Il aura fallu seulement moins d’un mois pour que l’accord de Khartoum signé le 6 février 2019 entre le gouvernement centrafricain et 14 groupes armés sous l’égide de l’Union africaine (UA) et de l’ONU soit désavoué. Cinq groupes armés parmi ses signataires (dont les trois plus puissants) ont dénoncé l’accord sitôt annoncé le nouveau gouvernement centrafricain.

La pomme de discorde était, en effet, la composition du nouveau gouvernement prévu par l’accord.
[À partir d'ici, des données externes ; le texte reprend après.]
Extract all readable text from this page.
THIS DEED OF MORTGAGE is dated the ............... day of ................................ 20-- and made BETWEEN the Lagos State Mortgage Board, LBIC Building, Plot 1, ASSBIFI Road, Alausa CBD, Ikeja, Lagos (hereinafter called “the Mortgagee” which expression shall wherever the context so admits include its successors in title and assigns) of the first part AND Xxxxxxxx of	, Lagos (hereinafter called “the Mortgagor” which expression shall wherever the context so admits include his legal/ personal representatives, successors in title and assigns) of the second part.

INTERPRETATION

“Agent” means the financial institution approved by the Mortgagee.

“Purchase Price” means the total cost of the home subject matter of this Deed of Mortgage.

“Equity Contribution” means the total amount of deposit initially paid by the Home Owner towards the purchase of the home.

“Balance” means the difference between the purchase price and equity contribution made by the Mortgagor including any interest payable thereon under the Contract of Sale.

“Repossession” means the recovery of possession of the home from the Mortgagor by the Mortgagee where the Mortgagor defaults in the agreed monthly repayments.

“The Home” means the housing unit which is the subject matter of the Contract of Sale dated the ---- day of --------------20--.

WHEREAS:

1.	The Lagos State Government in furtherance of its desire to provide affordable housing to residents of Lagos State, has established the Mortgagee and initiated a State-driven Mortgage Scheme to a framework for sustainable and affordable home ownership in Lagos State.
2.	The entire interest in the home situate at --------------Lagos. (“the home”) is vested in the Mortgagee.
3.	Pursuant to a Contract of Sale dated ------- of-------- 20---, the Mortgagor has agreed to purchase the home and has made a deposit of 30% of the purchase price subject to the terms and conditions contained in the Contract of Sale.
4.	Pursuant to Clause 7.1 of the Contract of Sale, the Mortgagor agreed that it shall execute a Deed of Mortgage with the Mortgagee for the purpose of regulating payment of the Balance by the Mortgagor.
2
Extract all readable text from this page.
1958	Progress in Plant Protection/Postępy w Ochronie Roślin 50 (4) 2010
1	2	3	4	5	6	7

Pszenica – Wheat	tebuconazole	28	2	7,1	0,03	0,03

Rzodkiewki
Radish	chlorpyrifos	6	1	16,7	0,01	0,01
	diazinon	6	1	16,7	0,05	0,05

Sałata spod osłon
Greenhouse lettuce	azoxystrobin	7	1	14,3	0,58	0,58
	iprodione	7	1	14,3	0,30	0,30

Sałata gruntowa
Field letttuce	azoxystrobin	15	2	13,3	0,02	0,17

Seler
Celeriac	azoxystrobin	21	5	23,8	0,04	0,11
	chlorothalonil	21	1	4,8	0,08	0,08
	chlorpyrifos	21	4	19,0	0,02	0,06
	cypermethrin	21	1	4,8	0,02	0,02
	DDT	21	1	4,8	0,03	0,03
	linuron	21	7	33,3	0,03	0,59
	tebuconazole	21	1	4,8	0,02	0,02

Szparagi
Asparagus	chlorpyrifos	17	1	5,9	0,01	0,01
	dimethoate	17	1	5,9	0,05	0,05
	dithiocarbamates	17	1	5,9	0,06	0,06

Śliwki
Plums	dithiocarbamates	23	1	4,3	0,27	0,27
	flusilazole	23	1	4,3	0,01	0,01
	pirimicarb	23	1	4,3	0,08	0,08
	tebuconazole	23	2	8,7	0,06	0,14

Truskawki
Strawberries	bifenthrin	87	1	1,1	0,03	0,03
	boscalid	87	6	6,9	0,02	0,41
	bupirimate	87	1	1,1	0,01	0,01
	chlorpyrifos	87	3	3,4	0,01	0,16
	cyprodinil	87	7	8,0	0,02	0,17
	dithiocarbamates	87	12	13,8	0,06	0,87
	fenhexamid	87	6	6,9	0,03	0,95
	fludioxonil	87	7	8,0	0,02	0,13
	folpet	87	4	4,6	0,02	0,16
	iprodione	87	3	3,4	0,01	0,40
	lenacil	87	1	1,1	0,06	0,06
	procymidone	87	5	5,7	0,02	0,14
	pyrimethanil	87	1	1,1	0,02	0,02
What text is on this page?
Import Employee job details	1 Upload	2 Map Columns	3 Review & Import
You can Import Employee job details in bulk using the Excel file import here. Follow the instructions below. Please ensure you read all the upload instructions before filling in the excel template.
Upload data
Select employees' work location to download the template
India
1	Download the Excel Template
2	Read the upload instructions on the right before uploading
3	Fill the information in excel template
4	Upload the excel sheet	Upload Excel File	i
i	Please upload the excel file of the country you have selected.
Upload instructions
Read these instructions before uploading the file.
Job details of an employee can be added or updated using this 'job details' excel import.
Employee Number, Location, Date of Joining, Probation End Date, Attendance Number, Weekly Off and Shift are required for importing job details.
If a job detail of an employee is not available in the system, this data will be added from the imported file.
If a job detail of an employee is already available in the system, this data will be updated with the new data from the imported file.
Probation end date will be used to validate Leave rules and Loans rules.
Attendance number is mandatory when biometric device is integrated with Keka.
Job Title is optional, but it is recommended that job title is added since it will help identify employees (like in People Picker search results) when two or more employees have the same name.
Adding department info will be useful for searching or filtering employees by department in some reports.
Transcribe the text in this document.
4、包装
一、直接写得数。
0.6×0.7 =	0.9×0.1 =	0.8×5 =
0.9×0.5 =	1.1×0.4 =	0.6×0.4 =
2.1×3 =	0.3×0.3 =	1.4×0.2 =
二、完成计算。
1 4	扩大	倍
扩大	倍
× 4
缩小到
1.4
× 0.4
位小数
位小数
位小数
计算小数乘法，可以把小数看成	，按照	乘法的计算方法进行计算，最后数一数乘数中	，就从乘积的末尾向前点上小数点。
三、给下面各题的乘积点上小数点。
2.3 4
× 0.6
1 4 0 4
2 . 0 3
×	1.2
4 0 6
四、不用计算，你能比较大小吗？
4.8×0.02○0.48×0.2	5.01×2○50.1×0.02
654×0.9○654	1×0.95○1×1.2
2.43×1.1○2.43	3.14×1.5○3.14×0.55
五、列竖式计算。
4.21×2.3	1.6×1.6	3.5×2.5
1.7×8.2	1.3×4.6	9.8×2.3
Les quelques représentants de groupes armés cooptés dans le nouveau gouvernement n’étaient pas suffisants pour certains groupes armés qui réclamaient à  la fois plus de ministères et des ministères plus stratégiques (Défense, Intérieur, etc.).

Outre les déclarations agressives habituelles, un petit groupe armé, le Front démocratique pour le peuple de Centrafrique (FDPC), a bloqué la principale route d’approvisionnement du pays, la route nationale 1, qui relie la capitale Bangui au Cameroun voisin. Pour débloquer la situation, l’UA a organisé une réunion à  Addis Abeba entre le gouvernement et les parties signataires d’où vient de sortir un nouveau gouvernement (le second en un mois), au sein duquel les groupes armés sont un peu mieux représentés.